Similar to base clustering, the LLM prompts used in MetaClusterModel are designed to: - Elicit specific and descriptive names/summaries for the meta-clusters. - Ensure meta-clusters are distinguishable from one another. - Handle potentially sensitive topics appropriately by encouraging descriptive rather than euphemistic language. - Maintain a consistent style (e.g., imperative sentences for names).

Output: Hierarchical Cluster List

The final output of generate_meta_clusters (or reduce_clusters) is a list containing: - The newly created parent meta-clusters (which have parent_id=None). - The original input clusters, now updated with their respective parent_id linking them to their new meta-cluster.

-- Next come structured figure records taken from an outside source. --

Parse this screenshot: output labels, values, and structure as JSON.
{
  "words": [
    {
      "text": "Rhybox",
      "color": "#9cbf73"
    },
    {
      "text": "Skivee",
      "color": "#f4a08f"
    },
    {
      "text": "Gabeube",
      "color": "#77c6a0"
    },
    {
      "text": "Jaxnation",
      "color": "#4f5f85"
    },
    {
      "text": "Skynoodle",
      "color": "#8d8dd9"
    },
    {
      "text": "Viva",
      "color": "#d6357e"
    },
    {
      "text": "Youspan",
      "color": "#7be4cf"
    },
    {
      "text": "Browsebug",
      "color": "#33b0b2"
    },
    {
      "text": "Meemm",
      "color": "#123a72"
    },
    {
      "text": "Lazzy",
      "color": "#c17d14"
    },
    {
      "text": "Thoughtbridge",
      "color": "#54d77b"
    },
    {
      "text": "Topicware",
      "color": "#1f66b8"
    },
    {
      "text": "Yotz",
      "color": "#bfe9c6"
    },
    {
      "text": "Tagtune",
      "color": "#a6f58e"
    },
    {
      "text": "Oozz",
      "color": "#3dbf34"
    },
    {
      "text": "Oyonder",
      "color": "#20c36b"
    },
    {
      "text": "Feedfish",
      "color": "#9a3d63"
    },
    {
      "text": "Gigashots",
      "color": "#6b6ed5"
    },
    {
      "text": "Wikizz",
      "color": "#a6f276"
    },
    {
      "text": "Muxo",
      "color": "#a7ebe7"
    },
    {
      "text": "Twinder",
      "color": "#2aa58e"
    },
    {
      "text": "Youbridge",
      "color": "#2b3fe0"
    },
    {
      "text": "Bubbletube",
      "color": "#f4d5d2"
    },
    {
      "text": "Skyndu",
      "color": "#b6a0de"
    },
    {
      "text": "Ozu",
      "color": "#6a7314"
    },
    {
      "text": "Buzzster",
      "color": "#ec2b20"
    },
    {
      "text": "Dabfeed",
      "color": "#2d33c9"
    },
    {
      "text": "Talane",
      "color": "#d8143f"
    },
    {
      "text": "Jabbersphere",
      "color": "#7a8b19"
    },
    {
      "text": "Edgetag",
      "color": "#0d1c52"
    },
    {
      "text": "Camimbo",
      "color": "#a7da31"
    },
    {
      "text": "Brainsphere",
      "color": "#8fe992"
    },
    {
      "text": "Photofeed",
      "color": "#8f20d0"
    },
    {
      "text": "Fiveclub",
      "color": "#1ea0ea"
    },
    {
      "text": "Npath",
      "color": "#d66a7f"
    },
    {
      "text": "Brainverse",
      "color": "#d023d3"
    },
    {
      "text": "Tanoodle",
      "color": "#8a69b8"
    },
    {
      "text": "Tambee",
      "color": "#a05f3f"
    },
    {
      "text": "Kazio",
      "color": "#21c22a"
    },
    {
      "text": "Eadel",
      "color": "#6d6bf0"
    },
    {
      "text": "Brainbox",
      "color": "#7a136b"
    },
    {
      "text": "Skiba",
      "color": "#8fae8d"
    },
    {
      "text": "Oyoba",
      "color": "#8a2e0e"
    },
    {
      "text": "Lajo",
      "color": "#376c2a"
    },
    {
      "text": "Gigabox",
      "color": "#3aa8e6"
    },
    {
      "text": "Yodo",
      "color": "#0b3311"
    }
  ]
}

This structure allows for easy reconstruction and traversal of the cluster hierarchy.


Configuration

  • LLM Model: The LLM used for candidate generation, labeling, and renaming is configurable (default: openai/gpt-4o-mini).
  • Embedding Model: If using reduce_clusters, the embedding_model is used to embed the input clusters themselves (default: OpenAIEmbeddingModel).
  • Clustering Method: If using reduce_clusters, the clustering_model is used to group the cluster embeddings (default: KmeansClusteringMethod).
  • Concurrency: max_concurrent_requests controls parallelism for LLM calls.
  • Max Clusters per Level (Implicit): The max_clusters parameter in MetaClusterModel (and logic within generate_candidate_clusters) influences how many meta-clusters are aimed for at each level of reduction, guiding the granularity of the hierarchy.

Pipeline Integration

Meta-clustering typically follows the initial clustering step performed by ClusterModel:

  1. Loading: Conversations are loaded.
  2. Summarization: Conversations are summarized (ConversationSummary).
  3. Embedding: Summaries are embedded.
  4. Clustering: Summaries are grouped into base Cluster objects.
  5. Meta-Clustering: Base clusters are organized hierarchically by MetaClusterModel.
  6. Visualization/Analysis: The full hierarchy of clusters and summaries can be explored.